After almost four years of selling fresh eggs from a stand just off Arata Lane, Wise Acre Farms closed down its direct-to-consumer operation, rather than get into a court battle with Windsor Oaks Vineyards & Winery, which owns the road to the farm.
“I kind of have no choice,” said Wise Acre owner Bryan Boyd, explaining that the winery denied him the use of their road and he would need to build a new driveway to Arata Lane — estimated to cost $7,000 to $10,000 — if he wants to stay in business there.
His predicament provoked some backlash against the winery on social media as well as some loyal customers who arrived at the farmstand only to find it closed.
“Oh my God, I’m so upset. Where will we be able to buy our eggs?” said Carrie Marvin, as she drove up to the closed farmstand on Monday.
Considering the small number of vehicles that pull up to the stand — Boyd estimates about eight per day— she expressed dismay that the winery couldn’t accommodate the egg-laying operation.
“That’s a pretty un-neighborly, un-Windsor type of thing,” she said. “I’m so sad. This is an agricultural area.”
On Wise Acre’s Facebook page, some of the egg-buying public suggested picketing the winery or boycotting its wines.
But winery officials lay the blame at the feet of Boyd’s landlords, who agreed a decade ago to restrict their use of the winery road to residential access. The winery says that precludes an egg-selling business.
Douglas Lumgair, general manager of Windsor Oaks, said the winery has been put in a difficult situation, but the easement they worked out about 10 years ago with Boyd’s landlords, Bob and Edna Honsa, clearly stated they could only use the winery’s driveway for residential use, to access the two houses on the Honsas’ property.
One of those houses is where Boyd and his girlfriend, Raina Brolan, moved to in 2011 and set up their business, which now includes 1,200 egg-laying hens.
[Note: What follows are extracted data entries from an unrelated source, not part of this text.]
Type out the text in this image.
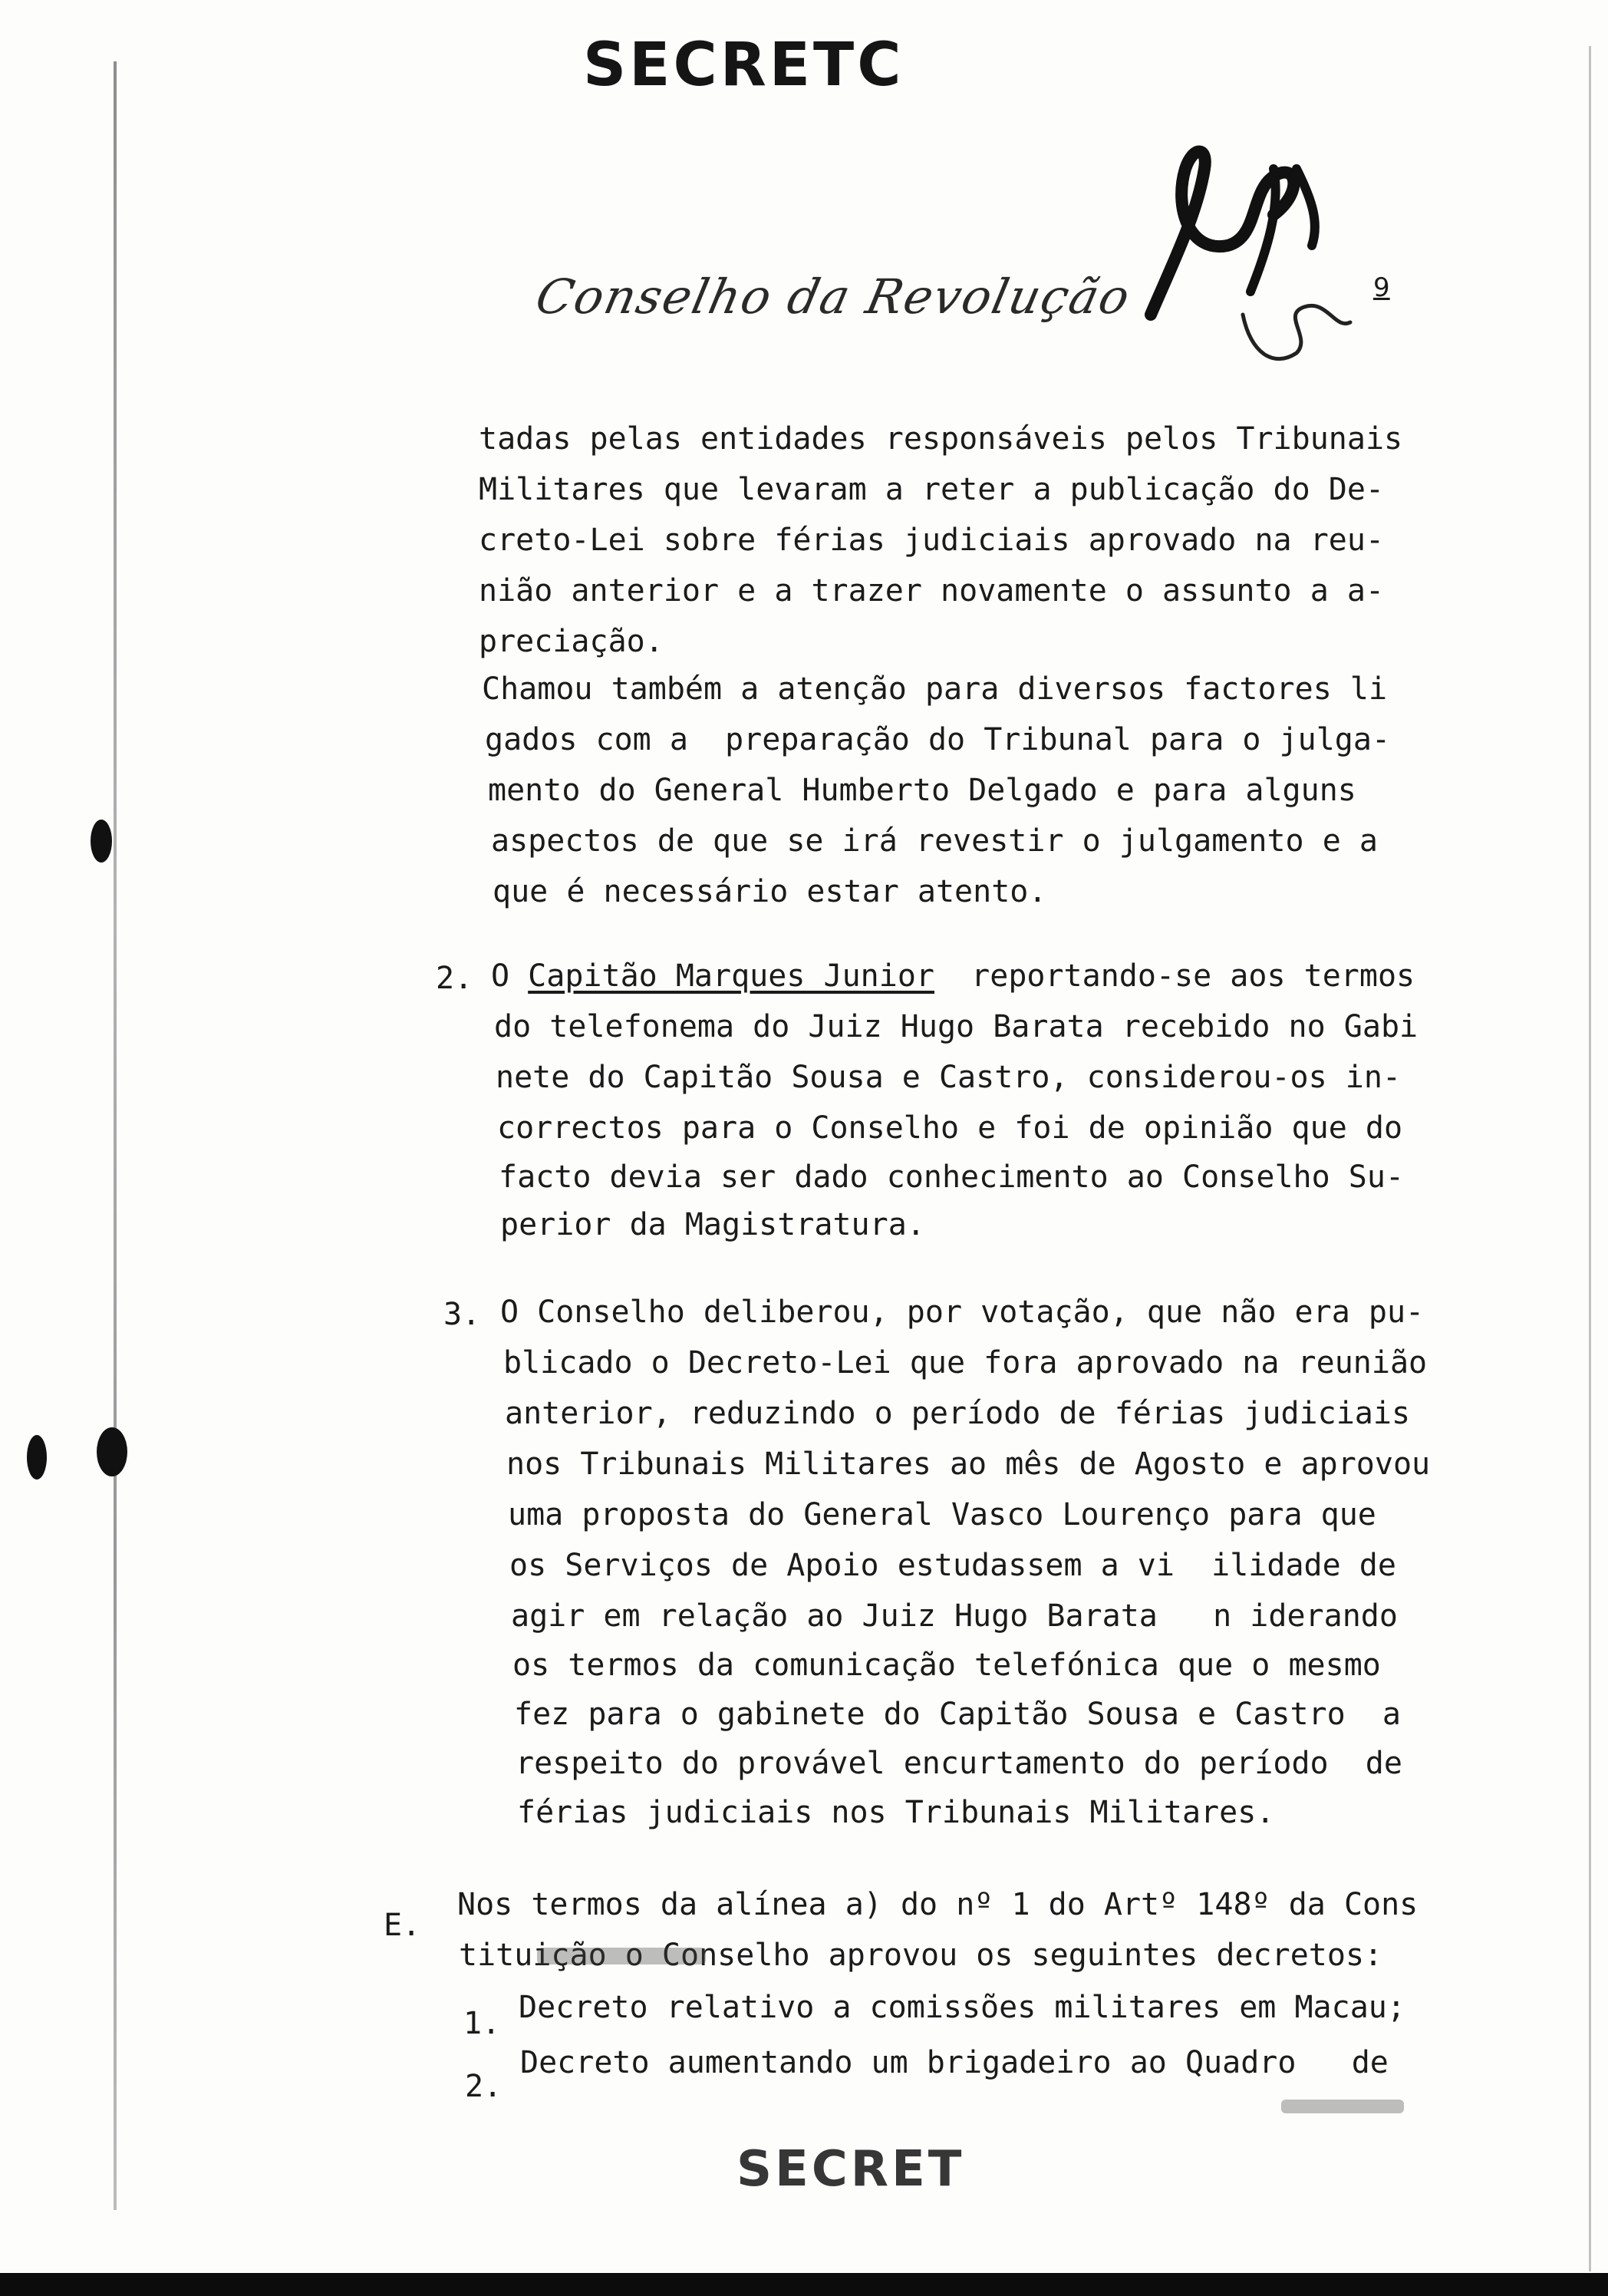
SECRETC
Conselho da Revolução	9
tadas pelas entidades responsáveis pelos Tribunais
Militares que levaram a reter a publicação do De-
creto-Lei sobre férias judiciais aprovado na reu-
nião anterior e a trazer novamente o assunto a a-
preciação.
Chamou também a atenção para diversos factores li
gados com a  preparação do Tribunal para o julga-
mento do General Humberto Delgado e para alguns
aspectos de que se irá revestir o julgamento e a
que é necessário estar atento.
2. O Capitão Marques Junior  reportando-se aos termos
do telefonema do Juiz Hugo Barata recebido no Gabi
nete do Capitão Sousa e Castro, considerou-os in-
correctos para o Conselho e foi de opinião que do
facto devia ser dado conhecimento ao Conselho Su-
perior da Magistratura.
3. O Conselho deliberou, por votação, que não era pu-
blicado o Decreto-Lei que fora aprovado na reunião
anterior, reduzindo o período de férias judiciais
nos Tribunais Militares ao mês de Agosto e aprovou
uma proposta do General Vasco Lourenço para que
os Serviços de Apoio estudassem a vi  ilidade de
agir em relação ao Juiz Hugo Barata   n iderando
os termos da comunicação telefónica que o mesmo
fez para o gabinete do Capitão Sousa e Castro  a
respeito do provável encurtamento do período  de
férias judiciais nos Tribunais Militares.
E.
Nos termos da alínea a) do nº 1 do Artº 148º da Cons
tituição o Conselho aprovou os seguintes decretos:
1. Decreto relativo a comissões militares em Macau;
2.
Decreto aumentando um brigadeiro ao Quadro   de
SECRET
“It’s a simple matter of landlords who represented that a tenant could use the access for one thing and the landlords didn’t have permission for the tenants to do that,” Lumgair said. “We’re not trying to be the bad guys. We’ve been asking nice and gently and reminding them for a very long time now.”
Boyd said his egg-laying operation is now surrounded by more and more vineyards, making it difficult for small farmers like himself to operate.
“The biggest problem is trying to farm in Windsor, because of the amount of vineyards that are occupying Windsor farmland,” he said. Boyd said he may have to move to Petaluma — once dubbed the “Egg Capital of the World” — because there is more land available and it’s “more friendly to the small farmer.”
Eggs highly regarded
Most everyone seems to agree that Boyd’s Wise Acre Farms produces tasty eggs, laid by free-roaming hens, fed with the best grains and hydroponically-grown barley sprouts. The birds are rotated around an approximate 15-acre site using mobile fenced enclosures.